Say you have a problem, something that is driving you crazy, something you need and want an answer to. Maybe the problem is romantic in nature, or has to do with your career. Maybe a decision needs to be reached that involves one of your kids, or your spouse, or an aged parent or pet. You feel like you really need to go left or right but you have no idea which way to turn. Maybe you feel just a little scared, maybe profoundly anxious; maybe you’ve even developed facial tics and early-stage Tourette’s.

If you’re at all like me, you’re torn between really wanting to know what God’s will is for you, and just desperately wanting this one thing to happen, this one thing to turn out this one particular way. And you keep feeling this, even though you remember the amazing scene at the end of “The Mission,” where the warrior, played by Robert DeNiro, comes to see the priest, Jeremy Irons, to seek his blessing in the battle ahead, and the priest says, “If what you are about to do is God’s will, then you don’t need my blessing. And if it’s not, then my blessing isn’t going to help.”

You remember that and still: You frantically want the guy to call; you want the project to be a huge success; you want the authorities to let your brother off the hook. Whatever. A small part of you, a crescent moon-shaped part of you, wants to be in alignment with God’s will, because you have reason to believe that you are fucked unto the Lord if you somehow get your own will to prevail. But a louder part of you secretly believes that you alone know what the best possible outcome would be, for all parties concerned, even with a lifetime of evidence to the contrary. And you are prepared to use the sheer force of your personality and character to get it to happen.

It’s a terrible feeling, isn’t it — the self-will run riot? Here you long to inwardly resemble the Dalai Lama humming to himself, or Therese of Liseux at dawn Christmas morning in prayer. And instead, on the inside, you’re feeling like Roy Cohn with the flu and bad coffee nerves. Or a dog with a chew toy. A crazy little dog.

A crazy, bad little dog with issues: That’s where the self-will takes me.

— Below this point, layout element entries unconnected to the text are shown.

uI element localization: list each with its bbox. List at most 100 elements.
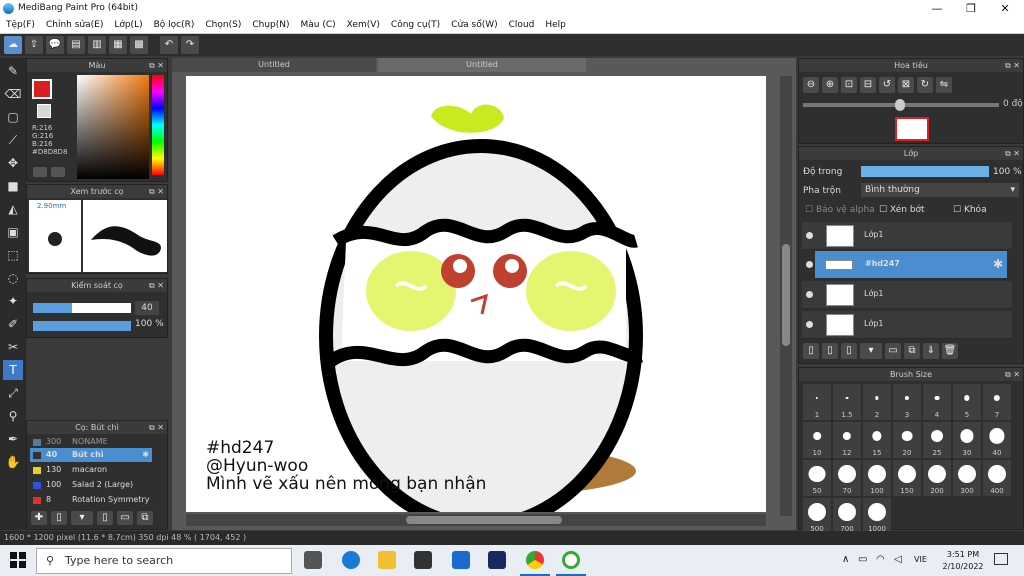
- layer-opacity-slider[interactable]: [861, 166, 989, 177]
- new-layer-icon[interactable]: ▯: [803, 343, 819, 359]
- brush-size-option[interactable]: 4: [923, 384, 951, 420]
- panel-close-icon[interactable]: ⧉ ✕: [1005, 59, 1020, 72]
- primary-color-swatch[interactable]: [32, 79, 52, 99]
- brush-size-option[interactable]: 3: [893, 384, 921, 420]
- brush-menu-icon[interactable]: ▾: [71, 511, 93, 525]
- brush-item[interactable]: 8 Rotation Symmetry: [30, 493, 152, 507]
- brush-item[interactable]: 100 Salad 2 (Large): [30, 478, 152, 492]
- panel-close-icon[interactable]: ⧉ ✕: [149, 185, 164, 198]
- panel-close-icon[interactable]: ⧉ ✕: [149, 279, 164, 292]
- layer-row-selected[interactable]: #hd247 ✱: [815, 251, 1007, 279]
- menu-color[interactable]: Màu (C): [295, 17, 341, 33]
- panel-close-icon[interactable]: ⧉ ✕: [149, 421, 164, 434]
- layer-row[interactable]: Lớp1: [802, 222, 1012, 250]
- panel-close-icon[interactable]: ⧉ ✕: [1005, 147, 1020, 160]
- layer-row[interactable]: Lớp1: [802, 311, 1012, 339]
- windows-start-icon[interactable]: [10, 552, 26, 568]
- page-icon[interactable]: ▥: [88, 36, 106, 54]
- menu-select[interactable]: Chọn(S): [199, 17, 246, 33]
- eye-icon[interactable]: [806, 232, 813, 239]
- fill-rect-tool-icon[interactable]: ■: [3, 176, 23, 196]
- zoom-out-icon[interactable]: ⊖: [803, 77, 819, 93]
- bucket-tool-icon[interactable]: ◭: [3, 199, 23, 219]
- brush-size-option[interactable]: 7: [983, 384, 1011, 420]
- brush-tool-icon[interactable]: ✎: [3, 61, 23, 81]
- layer-row[interactable]: Lớp1: [802, 281, 1012, 309]
- trash-icon[interactable]: 🗑: [942, 343, 958, 359]
- color-swap-icon[interactable]: [51, 167, 65, 177]
- minimize-button[interactable]: —: [920, 0, 954, 17]
- tab-untitled-1[interactable]: Untitled: [172, 58, 376, 72]
- flip-icon[interactable]: ⇋: [936, 77, 952, 93]
- eraser-tool-icon[interactable]: ⌫: [3, 84, 23, 104]
- blend-mode-select[interactable]: Bình thường ▾: [861, 183, 1019, 197]
- reset-rotate-icon[interactable]: ⊠: [898, 77, 914, 93]
- drawing-canvas[interactable]: #hd247 @Hyun-woo Mình vẽ xấu nên mong bạ…: [186, 76, 766, 512]
- lock-checkbox[interactable]: ☐: [953, 205, 961, 215]
- clock[interactable]: 3:51 PM 2/10/2022: [940, 549, 986, 573]
- eye-icon[interactable]: [806, 291, 813, 298]
- text-tool-icon[interactable]: T: [3, 360, 23, 380]
- brush-size-option[interactable]: 1000: [863, 498, 891, 534]
- panel-close-icon[interactable]: ⧉ ✕: [1005, 368, 1020, 381]
- menu-cloud[interactable]: Cloud: [503, 17, 540, 33]
- brush-size-option[interactable]: 200: [923, 460, 951, 496]
- duplicate-icon[interactable]: ⧉: [904, 343, 920, 359]
- horizontal-scroll-thumb[interactable]: [406, 516, 562, 524]
- undo-icon[interactable]: ↶: [160, 36, 178, 54]
- comment-icon[interactable]: 💬: [46, 36, 64, 54]
- brush-size-option[interactable]: 1: [803, 384, 831, 420]
- panel-close-icon[interactable]: ⧉ ✕: [149, 59, 164, 72]
- move-tool-icon[interactable]: ✥: [3, 153, 23, 173]
- new-brush-icon[interactable]: ▯: [51, 511, 67, 525]
- tray-chevron-up-icon[interactable]: ∧: [842, 554, 849, 565]
- brush-size-option[interactable]: 50: [803, 460, 831, 496]
- new-halftone-layer-icon[interactable]: ▯: [822, 343, 838, 359]
- brush-size-option[interactable]: 15: [863, 422, 891, 458]
- rotate-right-icon[interactable]: ↻: [917, 77, 933, 93]
- vertical-scrollbar[interactable]: [780, 76, 792, 516]
- rotation-slider[interactable]: [803, 99, 999, 111]
- fit-icon[interactable]: ⊡: [841, 77, 857, 93]
- brush-size-option[interactable]: 700: [833, 498, 861, 534]
- mail-icon[interactable]: [452, 551, 470, 569]
- rotation-slider-thumb[interactable]: [895, 99, 905, 111]
- brush-size-option[interactable]: 25: [923, 422, 951, 458]
- eye-icon[interactable]: [806, 261, 813, 268]
- navigator-thumbnail[interactable]: [895, 117, 929, 141]
- menu-view[interactable]: Xem(V): [341, 17, 385, 33]
- brush-size-slider[interactable]: [33, 303, 131, 313]
- brush-folder-icon[interactable]: ▭: [117, 511, 133, 525]
- protect-alpha-checkbox[interactable]: ☐: [805, 205, 813, 215]
- language-indicator[interactable]: VIE: [914, 555, 927, 564]
- brush-size-option[interactable]: 1.5: [833, 384, 861, 420]
- wifi-icon[interactable]: ◠: [876, 554, 885, 565]
- menu-tools[interactable]: Công cụ(T): [385, 17, 445, 33]
- hand-tool-icon[interactable]: ✋: [3, 452, 23, 472]
- operation-tool-icon[interactable]: ⤢: [3, 383, 23, 403]
- select-tool-icon[interactable]: ⬚: [3, 245, 23, 265]
- brush-item[interactable]: 130 macaron: [30, 463, 152, 477]
- brush-copy-icon[interactable]: ▯: [97, 511, 113, 525]
- brush-size-option[interactable]: 30: [953, 422, 981, 458]
- brush-size-option[interactable]: 5: [953, 384, 981, 420]
- redo-icon[interactable]: ↷: [181, 36, 199, 54]
- rectangle-tool-icon[interactable]: ▢: [3, 107, 23, 127]
- brush-opacity-slider[interactable]: [33, 321, 131, 331]
- line-tool-icon[interactable]: ⟋: [3, 130, 23, 150]
- brush-size-option[interactable]: 70: [833, 460, 861, 496]
- brush-duplicate-icon[interactable]: ⧉: [137, 511, 153, 525]
- eye-icon[interactable]: [806, 321, 813, 328]
- saturation-value-picker[interactable]: [77, 75, 149, 179]
- maximize-button[interactable]: ❐: [954, 0, 988, 17]
- edge-icon[interactable]: [342, 551, 360, 569]
- lasso-tool-icon[interactable]: ◌: [3, 268, 23, 288]
- menu-edit[interactable]: Chỉnh sửa(E): [40, 17, 108, 33]
- select-eraser-icon[interactable]: ✂: [3, 337, 23, 357]
- menu-layer[interactable]: Lớp(L): [108, 17, 147, 33]
- secondary-color-swatch[interactable]: [37, 104, 51, 118]
- brush-size-option[interactable]: 150: [893, 460, 921, 496]
- export-icon[interactable]: ⇪: [25, 36, 43, 54]
- vertical-scroll-thumb[interactable]: [782, 244, 790, 346]
- horizontal-scrollbar[interactable]: [186, 514, 766, 526]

First there’s all this terrible Jurassic roaring and posturing, the wrestling to the ground, the snapping and gnawing, the growling. And then there’s an unearthly quiet, the isometric moment of silence just before the electrical storm. And then suddenly the toy is flung, tossed up and over the body, and great excitement pours forth like lava as the toy is searched for and captured again; and then dominated, chewed, ripped at, drooled over.